New technologies have great potential to help museums make their collections more accessible to the public via online collections or physical replicas, but they also have limitations. For this exhibition, Mardigian Library’s IDEA Studio printed a three-dimensionally scanned model of a seventh-century BCE Greek terracotta neck-amphora that was uploaded to the Thingiverse website by the Metropolitan Museum of Art in New York. The original artifact is what you see to the left. Plain, undecorated areas where the fragmentary vase was restored by museum conservators are visible in the photograph.

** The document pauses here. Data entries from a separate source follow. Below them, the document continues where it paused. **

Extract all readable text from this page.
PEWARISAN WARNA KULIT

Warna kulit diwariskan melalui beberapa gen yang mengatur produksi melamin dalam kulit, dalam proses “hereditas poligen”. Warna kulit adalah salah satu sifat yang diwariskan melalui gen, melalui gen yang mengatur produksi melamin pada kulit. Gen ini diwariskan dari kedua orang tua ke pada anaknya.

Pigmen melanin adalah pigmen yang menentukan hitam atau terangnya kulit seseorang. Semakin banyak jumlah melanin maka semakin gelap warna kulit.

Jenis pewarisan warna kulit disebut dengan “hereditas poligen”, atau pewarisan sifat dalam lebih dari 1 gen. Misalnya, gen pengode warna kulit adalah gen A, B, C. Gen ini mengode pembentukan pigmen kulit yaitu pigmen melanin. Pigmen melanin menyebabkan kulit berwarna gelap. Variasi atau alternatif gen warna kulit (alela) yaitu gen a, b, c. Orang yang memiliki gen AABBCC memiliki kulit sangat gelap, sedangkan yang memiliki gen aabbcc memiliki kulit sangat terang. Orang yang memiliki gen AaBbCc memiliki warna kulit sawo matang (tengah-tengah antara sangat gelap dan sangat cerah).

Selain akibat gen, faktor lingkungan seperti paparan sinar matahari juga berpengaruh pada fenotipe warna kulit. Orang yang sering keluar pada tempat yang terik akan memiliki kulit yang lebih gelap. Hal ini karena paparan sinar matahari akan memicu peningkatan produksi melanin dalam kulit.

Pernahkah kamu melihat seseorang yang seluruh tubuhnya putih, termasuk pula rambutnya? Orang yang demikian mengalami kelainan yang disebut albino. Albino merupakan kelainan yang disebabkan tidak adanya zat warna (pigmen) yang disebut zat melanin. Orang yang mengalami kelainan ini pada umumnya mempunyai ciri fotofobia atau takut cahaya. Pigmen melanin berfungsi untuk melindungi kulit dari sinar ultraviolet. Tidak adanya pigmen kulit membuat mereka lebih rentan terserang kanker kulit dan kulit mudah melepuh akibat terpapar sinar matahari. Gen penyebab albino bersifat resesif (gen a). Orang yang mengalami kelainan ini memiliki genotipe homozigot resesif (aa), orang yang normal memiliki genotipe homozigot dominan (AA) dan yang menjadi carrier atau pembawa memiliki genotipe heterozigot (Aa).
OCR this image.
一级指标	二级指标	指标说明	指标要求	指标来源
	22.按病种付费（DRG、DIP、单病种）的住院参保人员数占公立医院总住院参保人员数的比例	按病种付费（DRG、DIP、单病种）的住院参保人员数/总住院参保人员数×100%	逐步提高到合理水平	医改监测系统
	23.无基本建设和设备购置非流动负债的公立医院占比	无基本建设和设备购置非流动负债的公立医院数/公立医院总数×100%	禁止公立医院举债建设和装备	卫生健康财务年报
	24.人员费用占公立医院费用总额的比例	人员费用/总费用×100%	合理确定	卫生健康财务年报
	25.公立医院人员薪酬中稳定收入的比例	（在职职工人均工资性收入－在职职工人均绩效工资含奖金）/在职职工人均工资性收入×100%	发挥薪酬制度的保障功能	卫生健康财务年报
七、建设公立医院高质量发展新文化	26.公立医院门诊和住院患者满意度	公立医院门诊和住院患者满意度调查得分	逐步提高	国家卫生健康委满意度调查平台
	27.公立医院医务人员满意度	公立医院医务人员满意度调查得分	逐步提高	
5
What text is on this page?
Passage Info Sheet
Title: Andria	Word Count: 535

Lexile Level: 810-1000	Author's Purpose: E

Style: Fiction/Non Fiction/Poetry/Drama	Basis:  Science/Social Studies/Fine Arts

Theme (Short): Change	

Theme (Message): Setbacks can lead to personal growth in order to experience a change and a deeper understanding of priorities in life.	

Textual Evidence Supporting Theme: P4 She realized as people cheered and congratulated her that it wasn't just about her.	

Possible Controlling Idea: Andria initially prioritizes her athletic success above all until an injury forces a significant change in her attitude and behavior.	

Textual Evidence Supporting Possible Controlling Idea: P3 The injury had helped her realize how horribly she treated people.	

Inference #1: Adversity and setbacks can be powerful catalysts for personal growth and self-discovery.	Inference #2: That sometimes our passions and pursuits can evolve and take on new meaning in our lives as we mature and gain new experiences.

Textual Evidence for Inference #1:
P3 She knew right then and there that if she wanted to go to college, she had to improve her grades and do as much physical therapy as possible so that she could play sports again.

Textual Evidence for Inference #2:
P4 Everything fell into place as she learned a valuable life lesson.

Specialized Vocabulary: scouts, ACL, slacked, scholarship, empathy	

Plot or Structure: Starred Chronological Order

Although the original artifact was painted with many human and animal figures, these designs (called “textures” in three-dimensional scanning and modeling) cannot be printed. Build lines from the additive printing process using green PLA filaments are clearly visible. The physical size limits of the LulzBot TAZ 6 printer used by the IDEA Studio also meant that the replica of the original artifact, which is about 43 inches tall, was dramatically reduced in scale in order to be printed in one piece with minimal support structures. A person would have to file down the build lines and apply a facsimile of the painted decoration in order for this model to resemble the original artifact more closely. This introduces another modern layer of intervention and interpretation.
Scholars pose questions about the decoration, fabrication, and size of an ancient artifact as they try to understand its significance. In what ways do you think a replica can support or complicate the search for answers? How can other technologies make museum collections accessible and useful to scholars, students, and the public?